Wednesday, January 12, 2011

SNOW MOMENTS IN ENGLISH CLASS

Today I’m home for a snow day, snowed into our house in the woods and surrounded by little more than silence and the loveliness of the scene outside, and I’m wondering whether I could call some kind of snow day now and then in English class. Today is a day for me to do nothing that’s necessary, pressing, or crucial, and couldn’t my students occasionally use this kind of day (or at least a few moments) in the midst of earnestly studying Dickens and the procedures for writing scholarly essays? I’m just now settling into a refreshing state of stillness as I watch the snowstorm sweeping around the house, and don’t my often-frantic students need this sort of respite now and then?
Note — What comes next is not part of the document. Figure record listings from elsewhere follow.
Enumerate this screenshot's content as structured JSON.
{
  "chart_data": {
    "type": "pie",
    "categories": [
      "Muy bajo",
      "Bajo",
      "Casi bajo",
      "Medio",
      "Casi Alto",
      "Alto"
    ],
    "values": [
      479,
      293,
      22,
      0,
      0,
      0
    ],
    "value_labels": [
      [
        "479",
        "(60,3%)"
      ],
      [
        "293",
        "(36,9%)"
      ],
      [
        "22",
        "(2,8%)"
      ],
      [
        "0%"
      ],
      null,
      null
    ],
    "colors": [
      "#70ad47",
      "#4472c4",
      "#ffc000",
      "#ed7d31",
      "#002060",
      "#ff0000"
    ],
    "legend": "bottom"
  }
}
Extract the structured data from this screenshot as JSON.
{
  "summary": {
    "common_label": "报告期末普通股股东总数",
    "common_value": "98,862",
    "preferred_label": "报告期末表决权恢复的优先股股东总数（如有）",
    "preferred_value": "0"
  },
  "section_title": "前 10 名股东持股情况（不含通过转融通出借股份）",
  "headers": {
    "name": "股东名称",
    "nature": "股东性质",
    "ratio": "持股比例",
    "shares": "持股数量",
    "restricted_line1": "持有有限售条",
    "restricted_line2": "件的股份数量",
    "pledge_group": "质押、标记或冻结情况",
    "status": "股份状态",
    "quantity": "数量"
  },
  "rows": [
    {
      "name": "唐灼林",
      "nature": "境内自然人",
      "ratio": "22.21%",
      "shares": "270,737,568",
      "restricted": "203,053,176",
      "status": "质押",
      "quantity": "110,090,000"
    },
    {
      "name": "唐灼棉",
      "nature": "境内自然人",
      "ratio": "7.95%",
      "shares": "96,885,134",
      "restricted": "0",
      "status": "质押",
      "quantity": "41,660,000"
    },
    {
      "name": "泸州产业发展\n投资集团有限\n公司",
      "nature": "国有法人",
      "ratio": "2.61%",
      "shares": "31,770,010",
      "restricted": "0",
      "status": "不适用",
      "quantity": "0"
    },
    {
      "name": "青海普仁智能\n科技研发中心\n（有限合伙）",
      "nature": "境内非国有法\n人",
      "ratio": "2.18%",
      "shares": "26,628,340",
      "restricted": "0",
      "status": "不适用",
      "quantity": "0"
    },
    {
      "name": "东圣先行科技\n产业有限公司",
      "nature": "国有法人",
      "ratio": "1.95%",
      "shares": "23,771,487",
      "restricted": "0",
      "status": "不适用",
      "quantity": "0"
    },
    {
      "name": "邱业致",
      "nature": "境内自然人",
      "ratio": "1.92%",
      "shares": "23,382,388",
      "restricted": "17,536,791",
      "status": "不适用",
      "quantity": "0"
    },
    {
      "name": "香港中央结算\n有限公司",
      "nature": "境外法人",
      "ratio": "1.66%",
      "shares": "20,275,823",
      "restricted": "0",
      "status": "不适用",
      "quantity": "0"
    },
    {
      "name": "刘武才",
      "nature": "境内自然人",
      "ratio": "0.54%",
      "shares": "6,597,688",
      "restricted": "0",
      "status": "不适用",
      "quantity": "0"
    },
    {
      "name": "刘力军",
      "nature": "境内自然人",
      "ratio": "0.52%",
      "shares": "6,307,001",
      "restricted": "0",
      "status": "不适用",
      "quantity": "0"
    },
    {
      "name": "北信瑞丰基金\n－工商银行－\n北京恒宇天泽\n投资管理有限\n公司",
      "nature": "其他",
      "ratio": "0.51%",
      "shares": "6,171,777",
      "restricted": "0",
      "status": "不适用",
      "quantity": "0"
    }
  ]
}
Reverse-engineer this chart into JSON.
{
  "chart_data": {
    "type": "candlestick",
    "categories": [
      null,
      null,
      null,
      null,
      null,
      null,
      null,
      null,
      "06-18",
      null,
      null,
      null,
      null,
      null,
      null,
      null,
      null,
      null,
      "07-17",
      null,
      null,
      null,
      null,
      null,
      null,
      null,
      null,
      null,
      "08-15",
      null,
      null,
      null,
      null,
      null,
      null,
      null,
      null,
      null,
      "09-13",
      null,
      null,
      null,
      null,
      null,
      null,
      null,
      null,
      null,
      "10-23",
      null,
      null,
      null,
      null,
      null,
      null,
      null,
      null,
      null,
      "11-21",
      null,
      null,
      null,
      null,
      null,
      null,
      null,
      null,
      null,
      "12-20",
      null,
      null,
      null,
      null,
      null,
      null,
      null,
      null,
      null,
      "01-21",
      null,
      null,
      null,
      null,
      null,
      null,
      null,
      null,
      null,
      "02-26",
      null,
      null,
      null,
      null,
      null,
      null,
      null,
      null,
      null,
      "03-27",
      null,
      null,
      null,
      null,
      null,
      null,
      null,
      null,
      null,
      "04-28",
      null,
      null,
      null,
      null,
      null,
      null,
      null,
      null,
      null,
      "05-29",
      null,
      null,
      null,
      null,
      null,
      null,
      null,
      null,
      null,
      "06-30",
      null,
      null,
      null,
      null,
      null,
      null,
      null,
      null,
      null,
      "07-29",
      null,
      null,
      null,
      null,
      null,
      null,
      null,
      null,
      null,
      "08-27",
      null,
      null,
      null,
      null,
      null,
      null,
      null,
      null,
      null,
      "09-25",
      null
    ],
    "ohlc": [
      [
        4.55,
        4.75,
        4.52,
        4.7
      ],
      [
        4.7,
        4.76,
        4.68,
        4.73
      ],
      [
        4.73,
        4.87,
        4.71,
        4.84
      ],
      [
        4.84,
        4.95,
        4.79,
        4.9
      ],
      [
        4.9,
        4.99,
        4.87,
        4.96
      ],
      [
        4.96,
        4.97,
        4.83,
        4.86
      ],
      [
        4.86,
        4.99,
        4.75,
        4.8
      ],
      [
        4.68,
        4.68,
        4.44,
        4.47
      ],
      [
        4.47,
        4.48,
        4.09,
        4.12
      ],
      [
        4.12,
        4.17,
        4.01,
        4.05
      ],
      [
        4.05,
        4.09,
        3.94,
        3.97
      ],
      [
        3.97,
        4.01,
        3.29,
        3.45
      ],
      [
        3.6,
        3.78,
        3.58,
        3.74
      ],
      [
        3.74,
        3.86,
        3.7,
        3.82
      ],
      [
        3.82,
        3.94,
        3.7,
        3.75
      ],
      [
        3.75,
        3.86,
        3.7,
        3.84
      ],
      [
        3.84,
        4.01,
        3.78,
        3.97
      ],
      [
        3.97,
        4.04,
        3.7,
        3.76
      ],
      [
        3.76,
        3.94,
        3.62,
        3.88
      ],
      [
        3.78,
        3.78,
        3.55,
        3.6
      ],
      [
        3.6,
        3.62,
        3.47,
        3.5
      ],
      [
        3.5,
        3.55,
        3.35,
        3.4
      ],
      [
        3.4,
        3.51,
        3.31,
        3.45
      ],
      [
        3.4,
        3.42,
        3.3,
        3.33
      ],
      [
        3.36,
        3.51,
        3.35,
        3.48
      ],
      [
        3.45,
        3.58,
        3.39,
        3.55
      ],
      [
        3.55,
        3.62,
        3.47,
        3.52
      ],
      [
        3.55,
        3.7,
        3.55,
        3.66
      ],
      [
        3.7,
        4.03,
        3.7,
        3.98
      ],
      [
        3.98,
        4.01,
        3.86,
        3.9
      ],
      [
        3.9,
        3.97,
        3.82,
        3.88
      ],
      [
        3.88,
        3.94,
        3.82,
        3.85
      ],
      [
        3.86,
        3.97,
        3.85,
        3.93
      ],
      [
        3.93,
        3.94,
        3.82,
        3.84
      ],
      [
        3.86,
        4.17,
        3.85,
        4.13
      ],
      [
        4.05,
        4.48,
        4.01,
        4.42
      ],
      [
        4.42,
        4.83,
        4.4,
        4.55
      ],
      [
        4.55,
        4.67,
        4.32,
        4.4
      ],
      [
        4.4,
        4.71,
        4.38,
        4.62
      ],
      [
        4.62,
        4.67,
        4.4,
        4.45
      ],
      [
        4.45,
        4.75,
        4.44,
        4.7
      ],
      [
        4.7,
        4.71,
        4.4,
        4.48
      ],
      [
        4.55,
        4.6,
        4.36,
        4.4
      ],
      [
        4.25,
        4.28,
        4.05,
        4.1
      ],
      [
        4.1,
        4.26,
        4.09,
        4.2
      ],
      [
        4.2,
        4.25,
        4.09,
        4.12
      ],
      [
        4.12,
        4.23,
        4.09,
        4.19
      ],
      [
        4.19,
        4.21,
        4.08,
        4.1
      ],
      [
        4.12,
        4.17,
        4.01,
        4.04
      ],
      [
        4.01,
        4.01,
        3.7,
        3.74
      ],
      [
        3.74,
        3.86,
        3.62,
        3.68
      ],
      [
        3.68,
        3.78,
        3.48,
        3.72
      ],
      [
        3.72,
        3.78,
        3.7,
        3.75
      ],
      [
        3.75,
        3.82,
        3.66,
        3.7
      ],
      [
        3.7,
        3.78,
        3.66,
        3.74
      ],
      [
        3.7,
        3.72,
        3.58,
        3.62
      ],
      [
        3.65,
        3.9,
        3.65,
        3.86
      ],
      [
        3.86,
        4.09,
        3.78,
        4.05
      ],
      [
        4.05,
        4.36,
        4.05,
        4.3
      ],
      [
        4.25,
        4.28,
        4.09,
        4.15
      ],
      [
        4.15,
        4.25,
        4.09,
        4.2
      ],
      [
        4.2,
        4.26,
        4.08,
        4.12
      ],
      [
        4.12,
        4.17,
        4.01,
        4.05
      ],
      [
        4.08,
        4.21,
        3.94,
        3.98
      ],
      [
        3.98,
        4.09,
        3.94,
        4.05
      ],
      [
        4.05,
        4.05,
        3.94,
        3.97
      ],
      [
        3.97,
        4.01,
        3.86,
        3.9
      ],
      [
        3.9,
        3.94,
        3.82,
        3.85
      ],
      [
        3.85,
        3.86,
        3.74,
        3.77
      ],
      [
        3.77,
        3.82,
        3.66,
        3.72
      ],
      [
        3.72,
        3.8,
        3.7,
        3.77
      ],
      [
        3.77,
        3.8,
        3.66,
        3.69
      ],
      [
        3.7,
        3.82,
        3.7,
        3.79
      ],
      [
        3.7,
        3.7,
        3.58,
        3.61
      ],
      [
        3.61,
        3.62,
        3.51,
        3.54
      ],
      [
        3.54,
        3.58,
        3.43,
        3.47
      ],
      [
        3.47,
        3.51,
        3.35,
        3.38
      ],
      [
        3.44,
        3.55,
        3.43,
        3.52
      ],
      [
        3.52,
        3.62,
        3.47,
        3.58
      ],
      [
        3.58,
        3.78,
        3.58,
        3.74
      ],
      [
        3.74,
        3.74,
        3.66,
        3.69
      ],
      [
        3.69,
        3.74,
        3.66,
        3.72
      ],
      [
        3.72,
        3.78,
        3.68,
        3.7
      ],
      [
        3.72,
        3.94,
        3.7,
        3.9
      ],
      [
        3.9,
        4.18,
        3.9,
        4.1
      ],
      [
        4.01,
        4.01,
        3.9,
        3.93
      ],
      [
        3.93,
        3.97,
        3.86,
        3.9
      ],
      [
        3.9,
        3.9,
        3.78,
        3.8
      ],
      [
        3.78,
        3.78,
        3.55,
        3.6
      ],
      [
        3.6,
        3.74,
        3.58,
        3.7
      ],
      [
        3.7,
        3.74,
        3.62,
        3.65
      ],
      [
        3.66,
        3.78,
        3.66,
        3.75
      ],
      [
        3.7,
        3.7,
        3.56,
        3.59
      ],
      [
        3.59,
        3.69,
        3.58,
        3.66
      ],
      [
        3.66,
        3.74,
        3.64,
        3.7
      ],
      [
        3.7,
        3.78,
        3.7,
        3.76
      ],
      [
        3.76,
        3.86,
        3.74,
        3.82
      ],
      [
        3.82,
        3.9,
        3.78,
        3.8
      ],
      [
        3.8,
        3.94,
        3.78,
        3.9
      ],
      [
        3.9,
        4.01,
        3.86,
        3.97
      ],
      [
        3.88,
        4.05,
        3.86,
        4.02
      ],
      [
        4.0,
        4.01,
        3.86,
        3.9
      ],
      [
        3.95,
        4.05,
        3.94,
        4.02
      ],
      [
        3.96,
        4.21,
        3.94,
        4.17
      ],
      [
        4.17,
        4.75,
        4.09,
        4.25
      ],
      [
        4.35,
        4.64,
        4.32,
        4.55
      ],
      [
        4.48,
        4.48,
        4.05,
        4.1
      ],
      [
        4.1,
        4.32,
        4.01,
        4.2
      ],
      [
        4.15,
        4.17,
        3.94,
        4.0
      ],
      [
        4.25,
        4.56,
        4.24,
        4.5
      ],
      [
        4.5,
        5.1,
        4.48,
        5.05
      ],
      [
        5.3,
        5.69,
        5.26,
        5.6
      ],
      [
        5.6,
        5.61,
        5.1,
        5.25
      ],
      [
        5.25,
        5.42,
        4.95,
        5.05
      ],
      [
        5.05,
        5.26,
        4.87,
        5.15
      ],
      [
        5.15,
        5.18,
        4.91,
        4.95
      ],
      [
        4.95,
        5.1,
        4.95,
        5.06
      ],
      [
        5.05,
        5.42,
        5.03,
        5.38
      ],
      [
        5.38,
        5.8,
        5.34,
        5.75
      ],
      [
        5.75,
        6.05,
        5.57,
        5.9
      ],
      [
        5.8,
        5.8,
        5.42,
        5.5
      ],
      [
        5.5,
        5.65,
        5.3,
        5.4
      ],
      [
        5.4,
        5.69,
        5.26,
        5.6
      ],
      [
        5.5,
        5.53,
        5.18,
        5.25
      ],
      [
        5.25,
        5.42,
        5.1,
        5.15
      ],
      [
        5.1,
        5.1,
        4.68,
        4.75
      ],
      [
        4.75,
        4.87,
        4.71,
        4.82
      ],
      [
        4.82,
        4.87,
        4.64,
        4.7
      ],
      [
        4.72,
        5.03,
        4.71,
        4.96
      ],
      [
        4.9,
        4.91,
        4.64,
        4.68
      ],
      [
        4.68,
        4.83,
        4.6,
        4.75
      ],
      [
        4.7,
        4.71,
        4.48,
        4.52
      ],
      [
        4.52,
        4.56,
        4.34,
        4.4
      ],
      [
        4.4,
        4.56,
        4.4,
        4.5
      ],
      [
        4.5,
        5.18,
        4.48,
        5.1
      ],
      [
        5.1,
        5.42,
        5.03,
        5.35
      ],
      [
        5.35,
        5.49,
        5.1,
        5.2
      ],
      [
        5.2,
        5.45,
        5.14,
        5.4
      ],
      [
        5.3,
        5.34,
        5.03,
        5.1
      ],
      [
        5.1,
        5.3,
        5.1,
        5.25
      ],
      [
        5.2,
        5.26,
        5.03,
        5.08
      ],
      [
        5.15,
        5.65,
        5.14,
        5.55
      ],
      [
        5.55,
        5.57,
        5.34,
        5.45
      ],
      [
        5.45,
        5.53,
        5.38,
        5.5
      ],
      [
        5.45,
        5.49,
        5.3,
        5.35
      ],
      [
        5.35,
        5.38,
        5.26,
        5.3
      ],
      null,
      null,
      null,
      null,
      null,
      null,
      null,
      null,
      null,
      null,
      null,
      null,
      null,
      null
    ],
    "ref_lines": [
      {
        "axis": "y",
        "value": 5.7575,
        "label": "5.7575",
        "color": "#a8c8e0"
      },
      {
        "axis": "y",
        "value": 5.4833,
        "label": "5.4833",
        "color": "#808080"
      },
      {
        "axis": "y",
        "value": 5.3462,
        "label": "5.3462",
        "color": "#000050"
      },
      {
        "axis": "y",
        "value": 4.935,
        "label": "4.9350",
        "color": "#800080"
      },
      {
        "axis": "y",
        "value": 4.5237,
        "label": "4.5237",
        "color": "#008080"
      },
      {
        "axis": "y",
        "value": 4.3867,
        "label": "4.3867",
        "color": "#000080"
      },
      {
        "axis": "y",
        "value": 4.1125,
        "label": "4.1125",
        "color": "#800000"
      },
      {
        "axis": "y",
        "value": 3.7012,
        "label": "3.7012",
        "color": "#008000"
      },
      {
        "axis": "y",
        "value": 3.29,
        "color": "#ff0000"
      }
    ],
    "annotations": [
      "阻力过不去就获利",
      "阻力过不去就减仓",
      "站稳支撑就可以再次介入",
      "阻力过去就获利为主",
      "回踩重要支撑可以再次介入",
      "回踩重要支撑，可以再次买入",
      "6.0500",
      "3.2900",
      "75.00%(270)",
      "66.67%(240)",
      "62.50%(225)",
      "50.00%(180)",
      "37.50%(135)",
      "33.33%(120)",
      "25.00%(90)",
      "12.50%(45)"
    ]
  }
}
I’m sure they have plenty of restful times outside of school, but what’s wrong with calling an occasional English class snow day, or snow moment, right in the center of a lesson? Emerson described a blizzard as “a tumultuous privacy of storm”, and in the often-stormy school lives of the students, perhaps I can set aside a few moments for that kind of time alone right in my small classroom. I can picture myself saying, as we’re traipsing through some symbolism in a Wallace Stevens poem, “Stop! Our minds are too stormy. I’m calling a snow moment”, at which point we all sit silently around the reassuring wood stoves in our minds, settling ourselves, doing nothing necessary for sixty undisturbed seconds.